Di suatu buku, aku baru sadar, hidup menjadi lebih dan sangat berarti ketika kita tahu bahwa ajal telah mendekati kita. Terserah, mau setuju atau tidak. Bahwa betapa bahagianya kita diciptakan Allah sebagai manusia yang berakal. Tapi, mungkin, hanya saat itulah kita merasakan nikmat-Nya dalam detik – detik terakhir hidup kita.

Sering kali kita mengeluh, ” Duh, kok gini, sih? Aku kan pingin yang seperti itu. . .”

BUKAN BERSYUKUR. Padahal, masih ada orang – orang yang jauh di bawah kita. Jauh lebih sengsara, jauh lebih susah, jauh lebih sengsara daripada kita. Bayangkan, ketika kita sudah memiliki semuanya, dan orang – orang di sekitar kita telah menilai kita mempunyai kemampuan lebih dari mereka. Apakah kita masih mau mengucapkan syukur pada-Nya?

Boleh kita merasa tidak puas dengan apa yang telah kita peroleh. mencari ilmu, apalagi. Tapi, setidaknya, masih ada rasa syukur kita pada-Nya, karena Allah telah memberikan sedikit ilmu-Nya pada kita.
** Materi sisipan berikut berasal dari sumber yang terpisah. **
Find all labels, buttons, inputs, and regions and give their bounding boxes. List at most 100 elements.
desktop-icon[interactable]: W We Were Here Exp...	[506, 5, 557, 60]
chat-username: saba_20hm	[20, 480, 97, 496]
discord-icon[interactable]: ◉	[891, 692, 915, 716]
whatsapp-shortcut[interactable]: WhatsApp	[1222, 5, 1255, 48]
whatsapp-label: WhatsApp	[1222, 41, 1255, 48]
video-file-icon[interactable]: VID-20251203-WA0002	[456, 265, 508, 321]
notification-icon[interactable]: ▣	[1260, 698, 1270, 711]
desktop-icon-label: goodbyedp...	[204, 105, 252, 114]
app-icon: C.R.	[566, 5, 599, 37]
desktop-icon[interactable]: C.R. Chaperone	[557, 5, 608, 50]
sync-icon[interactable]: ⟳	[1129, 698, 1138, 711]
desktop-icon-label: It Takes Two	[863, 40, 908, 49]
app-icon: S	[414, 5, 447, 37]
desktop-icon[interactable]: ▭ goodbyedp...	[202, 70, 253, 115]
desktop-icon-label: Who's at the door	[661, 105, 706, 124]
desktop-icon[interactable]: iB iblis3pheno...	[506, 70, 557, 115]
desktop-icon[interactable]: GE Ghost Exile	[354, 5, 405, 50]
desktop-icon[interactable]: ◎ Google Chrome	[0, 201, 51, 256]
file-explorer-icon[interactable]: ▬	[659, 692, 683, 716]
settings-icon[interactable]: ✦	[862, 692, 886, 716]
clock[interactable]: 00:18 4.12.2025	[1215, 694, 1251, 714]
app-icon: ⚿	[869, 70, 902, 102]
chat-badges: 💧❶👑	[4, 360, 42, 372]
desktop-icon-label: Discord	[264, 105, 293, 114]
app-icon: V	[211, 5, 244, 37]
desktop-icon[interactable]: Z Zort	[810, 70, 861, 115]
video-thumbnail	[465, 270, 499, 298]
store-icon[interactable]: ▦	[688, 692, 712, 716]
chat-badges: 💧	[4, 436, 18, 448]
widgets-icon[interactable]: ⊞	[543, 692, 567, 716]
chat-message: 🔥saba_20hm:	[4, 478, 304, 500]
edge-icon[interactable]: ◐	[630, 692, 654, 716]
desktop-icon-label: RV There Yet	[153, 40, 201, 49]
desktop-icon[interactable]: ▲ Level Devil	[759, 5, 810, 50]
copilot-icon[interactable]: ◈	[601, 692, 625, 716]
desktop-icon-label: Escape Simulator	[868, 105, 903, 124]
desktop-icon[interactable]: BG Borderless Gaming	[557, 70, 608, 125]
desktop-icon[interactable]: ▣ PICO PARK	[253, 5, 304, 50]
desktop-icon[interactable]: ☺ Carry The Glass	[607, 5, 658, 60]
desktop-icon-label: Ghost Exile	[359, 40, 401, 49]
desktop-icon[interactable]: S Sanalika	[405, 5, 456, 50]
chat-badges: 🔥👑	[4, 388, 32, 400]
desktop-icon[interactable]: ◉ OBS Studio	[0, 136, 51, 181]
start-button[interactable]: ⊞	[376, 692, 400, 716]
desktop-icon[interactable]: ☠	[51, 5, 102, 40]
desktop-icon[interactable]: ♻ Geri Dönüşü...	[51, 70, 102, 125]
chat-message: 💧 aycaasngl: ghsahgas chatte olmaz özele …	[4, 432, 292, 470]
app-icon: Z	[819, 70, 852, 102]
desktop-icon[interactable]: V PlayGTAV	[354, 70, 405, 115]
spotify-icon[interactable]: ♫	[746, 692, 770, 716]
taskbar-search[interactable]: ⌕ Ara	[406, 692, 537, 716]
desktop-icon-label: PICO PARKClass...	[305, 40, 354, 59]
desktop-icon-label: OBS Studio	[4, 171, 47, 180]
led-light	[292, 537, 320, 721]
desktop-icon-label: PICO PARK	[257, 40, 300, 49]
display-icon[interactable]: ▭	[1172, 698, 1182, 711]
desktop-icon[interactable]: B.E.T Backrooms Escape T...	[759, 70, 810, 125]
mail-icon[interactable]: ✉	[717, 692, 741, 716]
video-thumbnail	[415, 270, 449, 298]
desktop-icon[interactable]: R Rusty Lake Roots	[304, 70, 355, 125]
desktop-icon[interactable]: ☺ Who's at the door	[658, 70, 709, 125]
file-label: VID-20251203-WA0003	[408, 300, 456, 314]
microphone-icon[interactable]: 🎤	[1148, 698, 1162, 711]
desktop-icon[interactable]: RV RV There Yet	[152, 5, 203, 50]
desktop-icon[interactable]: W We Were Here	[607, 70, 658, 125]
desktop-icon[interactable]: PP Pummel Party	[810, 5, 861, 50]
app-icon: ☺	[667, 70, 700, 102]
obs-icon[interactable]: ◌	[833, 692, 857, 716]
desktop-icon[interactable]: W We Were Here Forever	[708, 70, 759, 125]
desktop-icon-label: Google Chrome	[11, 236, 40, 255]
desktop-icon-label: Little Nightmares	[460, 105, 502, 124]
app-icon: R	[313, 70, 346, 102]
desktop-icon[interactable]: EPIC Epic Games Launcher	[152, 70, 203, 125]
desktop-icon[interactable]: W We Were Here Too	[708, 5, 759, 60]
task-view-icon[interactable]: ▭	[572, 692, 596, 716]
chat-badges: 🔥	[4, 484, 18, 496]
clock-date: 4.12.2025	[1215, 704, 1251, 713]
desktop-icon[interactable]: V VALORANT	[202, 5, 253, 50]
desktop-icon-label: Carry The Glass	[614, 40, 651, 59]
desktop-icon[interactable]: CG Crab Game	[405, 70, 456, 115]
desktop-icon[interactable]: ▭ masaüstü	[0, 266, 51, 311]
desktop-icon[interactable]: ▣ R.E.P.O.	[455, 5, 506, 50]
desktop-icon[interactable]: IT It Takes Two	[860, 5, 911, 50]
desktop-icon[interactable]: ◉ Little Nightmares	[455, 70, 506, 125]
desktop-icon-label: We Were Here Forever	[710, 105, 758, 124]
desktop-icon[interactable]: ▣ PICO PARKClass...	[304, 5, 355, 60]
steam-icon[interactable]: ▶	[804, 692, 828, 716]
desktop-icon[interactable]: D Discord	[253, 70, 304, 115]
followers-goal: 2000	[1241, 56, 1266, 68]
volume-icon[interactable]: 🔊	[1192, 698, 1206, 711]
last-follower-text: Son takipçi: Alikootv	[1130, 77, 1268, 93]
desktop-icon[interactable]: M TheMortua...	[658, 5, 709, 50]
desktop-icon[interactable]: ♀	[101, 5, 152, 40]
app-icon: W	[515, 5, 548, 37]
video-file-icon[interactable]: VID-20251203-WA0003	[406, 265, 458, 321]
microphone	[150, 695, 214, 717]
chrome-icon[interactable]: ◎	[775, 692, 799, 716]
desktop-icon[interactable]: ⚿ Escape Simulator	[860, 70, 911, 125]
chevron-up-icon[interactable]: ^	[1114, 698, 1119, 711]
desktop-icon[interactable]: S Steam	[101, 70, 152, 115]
Jadi, sebisa mungkin, cobalah mengucapkan hamdalah, walau keadaan buruk menimpa kita.

Masihkah dia bertahan

Di antara puing globalisasi, yang menyapanya

Kutanyai dia… Dalam kebisuan,

Binar matanya, menenangkan…

Sekalipun ia tersisihkan, dari gemerlapnya peradaban,

Gemerlapnya peradaban

Sekalipun ia, hampir mati, karena mentari…

Satu hal yang diyakininya…

Semua yang digariskan oleh Tuhan…

Adalah yang terbaik untuk kita…

(Musikalisasi Puisi kel 1, X-9, SMALA)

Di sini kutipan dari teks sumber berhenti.